I agree with the idea, but I think that in practice an encoder on the line is the way to go. Ensuring that the cable never coils incorrectly seems like a challenge, and the extra physical space taken up by that type of roller becomes significant when we try to fit everything on the sled.
If you are talking about 1/16" rope, than you need a 16 pitch grouve on the
spool, that’s trivially cut with any metal-working lathe.

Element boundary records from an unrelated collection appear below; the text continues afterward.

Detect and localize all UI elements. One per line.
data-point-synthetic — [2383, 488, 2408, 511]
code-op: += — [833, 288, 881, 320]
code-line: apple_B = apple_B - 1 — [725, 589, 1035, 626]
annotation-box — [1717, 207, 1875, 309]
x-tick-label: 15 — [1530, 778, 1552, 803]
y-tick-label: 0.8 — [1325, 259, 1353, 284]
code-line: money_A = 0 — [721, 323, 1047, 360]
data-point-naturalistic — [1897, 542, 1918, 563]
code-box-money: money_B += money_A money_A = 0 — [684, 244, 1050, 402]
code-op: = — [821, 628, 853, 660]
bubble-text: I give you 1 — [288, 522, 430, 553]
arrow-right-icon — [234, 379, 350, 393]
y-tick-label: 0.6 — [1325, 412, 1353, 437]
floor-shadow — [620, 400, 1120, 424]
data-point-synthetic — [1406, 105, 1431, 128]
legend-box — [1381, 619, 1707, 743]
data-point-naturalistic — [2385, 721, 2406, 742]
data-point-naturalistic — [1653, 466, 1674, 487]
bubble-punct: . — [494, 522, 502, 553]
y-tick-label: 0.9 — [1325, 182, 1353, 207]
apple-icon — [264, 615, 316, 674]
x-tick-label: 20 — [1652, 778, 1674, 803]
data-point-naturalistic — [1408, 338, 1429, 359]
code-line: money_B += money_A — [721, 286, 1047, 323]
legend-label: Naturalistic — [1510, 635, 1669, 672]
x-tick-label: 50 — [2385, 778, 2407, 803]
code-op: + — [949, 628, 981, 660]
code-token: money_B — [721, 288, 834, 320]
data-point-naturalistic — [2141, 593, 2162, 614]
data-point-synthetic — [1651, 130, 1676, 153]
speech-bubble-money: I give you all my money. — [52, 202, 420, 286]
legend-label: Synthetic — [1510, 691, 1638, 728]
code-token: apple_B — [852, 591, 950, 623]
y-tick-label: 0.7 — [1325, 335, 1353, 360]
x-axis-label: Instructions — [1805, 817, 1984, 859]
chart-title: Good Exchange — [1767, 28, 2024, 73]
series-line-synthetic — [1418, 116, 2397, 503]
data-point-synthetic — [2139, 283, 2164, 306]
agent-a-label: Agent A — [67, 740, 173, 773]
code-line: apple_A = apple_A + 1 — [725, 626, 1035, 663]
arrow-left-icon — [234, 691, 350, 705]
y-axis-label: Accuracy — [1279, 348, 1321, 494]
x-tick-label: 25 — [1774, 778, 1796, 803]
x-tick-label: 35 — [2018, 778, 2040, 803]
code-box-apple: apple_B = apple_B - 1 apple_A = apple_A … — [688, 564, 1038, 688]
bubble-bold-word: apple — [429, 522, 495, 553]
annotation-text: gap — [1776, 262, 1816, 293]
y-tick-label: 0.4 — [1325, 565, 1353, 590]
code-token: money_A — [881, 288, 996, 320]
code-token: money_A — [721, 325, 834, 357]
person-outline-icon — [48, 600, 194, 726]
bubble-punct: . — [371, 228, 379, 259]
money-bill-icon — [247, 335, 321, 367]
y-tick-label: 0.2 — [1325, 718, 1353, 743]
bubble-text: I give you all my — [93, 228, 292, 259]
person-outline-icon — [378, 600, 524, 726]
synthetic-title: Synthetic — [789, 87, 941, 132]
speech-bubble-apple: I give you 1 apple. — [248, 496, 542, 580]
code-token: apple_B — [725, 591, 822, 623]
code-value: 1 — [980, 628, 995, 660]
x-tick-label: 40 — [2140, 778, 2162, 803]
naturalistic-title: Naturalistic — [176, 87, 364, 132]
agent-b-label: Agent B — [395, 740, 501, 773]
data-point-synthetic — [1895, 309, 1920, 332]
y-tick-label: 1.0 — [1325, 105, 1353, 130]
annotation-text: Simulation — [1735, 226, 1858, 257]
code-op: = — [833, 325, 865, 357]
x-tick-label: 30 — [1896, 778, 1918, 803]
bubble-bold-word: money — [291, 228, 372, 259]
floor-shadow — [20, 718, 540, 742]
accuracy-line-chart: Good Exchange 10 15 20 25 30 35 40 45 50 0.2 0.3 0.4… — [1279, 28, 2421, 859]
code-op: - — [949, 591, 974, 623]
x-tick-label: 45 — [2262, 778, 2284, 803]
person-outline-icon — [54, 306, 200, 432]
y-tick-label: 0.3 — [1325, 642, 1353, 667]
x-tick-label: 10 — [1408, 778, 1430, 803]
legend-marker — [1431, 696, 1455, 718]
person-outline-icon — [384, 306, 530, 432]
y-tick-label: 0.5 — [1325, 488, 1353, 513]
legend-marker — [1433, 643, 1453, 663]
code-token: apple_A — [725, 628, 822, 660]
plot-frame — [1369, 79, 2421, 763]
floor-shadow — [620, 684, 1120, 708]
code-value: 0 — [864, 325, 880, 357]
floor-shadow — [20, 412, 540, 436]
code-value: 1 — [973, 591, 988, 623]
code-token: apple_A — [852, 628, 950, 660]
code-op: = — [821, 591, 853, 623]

If I am doing the math right, a spool will hold pi * D * length / rope diameter
of pi * 2 * 1 / 1/16 = 100" of rope (need ~108" so one wrap over 1" of spool
length)
or, 1.5" fine thread bolts are 12 pitch, so
pi * 1.5 * 2 / 1/12 = 113" so 1.5" diameter bolt using 2" of thread will work
(the line’s distance from the workpiece varying up to 2", but since you can make
the max variation be at the longest distance, you should be able to keep the
angle down)
or, you can get 8 pitch bolts (8UN) up to 4" in diameter
pi * 4 * 1 / 1/8 = 100
one problem with trying to stack the layers is that the rope will compress,
depending on how much tension is on the line as it wraps the next layer up, so I
do’t think you will get a consistant length/angle function.
Well, I’m liking the idea more and more. Last night I spent a lot of time trying to get the end stops incorporated into the pillars to handle the “slack” condition and it’s getting really, really complicated. Sometimes you have to take a step back and re-evaluate.
My main goal is to avoid the need for custom fabricated parts where you have to pay a company to mass produce a quantity to get it affordable. Now, I’m thinking that as with laser cutting services, you can readily get parts 3D printed and even if they are expensive to produce as one-offs (or four-offs), 3D printed spools can probably eliminate $125-$150 in parts needed for using external encoders (encoders, laser-cut mounts, bolts, etc.) and it might just turn out cheaper…
I’ve got 1/4-inch D-Shafts (can’t seem to find 8mm shafts for whatever reason), couplers, and bearings so I have all the parts I need to make it once I get spools designed and printed.
The spools will be under an enormous amount of pressure from the rope… my monoprice mini delta can print PLA and ABS. Do you think that will be strong enough?
I was able to print a spool, but the scale is off a bit and the dshaft won’t fit … I’ve struggled with getting the scaling correct on this printer to accommodate PLA shrinkage. It seems challenging to get a specific outside diameter and a specific inside diameter to come out correctly. I’ll try some calibration cubes to see if I can get it to work better.
The design I was a 1.5 inch spool body with 0.085 in. diameter grooves to accommodate the 0.0625 in. rope (1/16th inch). I wrapped the rope by hand and it seems to wrap neatly, but I think @bar might be right about the risk of something going wrong with the wrap for some unforeseen reason. So, I think I’m going to try to make the grooves deeper (same diameter, just deeper into the spool body) such that the entire rope is “embedded” in the spool… roughly like this.
That could actually solve LOTS of problems if we can find a source for low/no-stretch ribbon. 1/4-inch to 1/2 inch width would probably be all that’s needed.
I like the ribbon idea, very interesting. It might be harder to find a low stretch ribbon, that geometry just feels less stable to me, but it would be a big help.
The webbing I linked to claims to be 1/32-inch thick, which seems really thin. If true, great as it’s rated to be pretty strong. I think I’m going to order some and see how it works if I can’t find a different, lower cost source. A 3/8-inch webbing would work really well in my current design and solve a number of problems.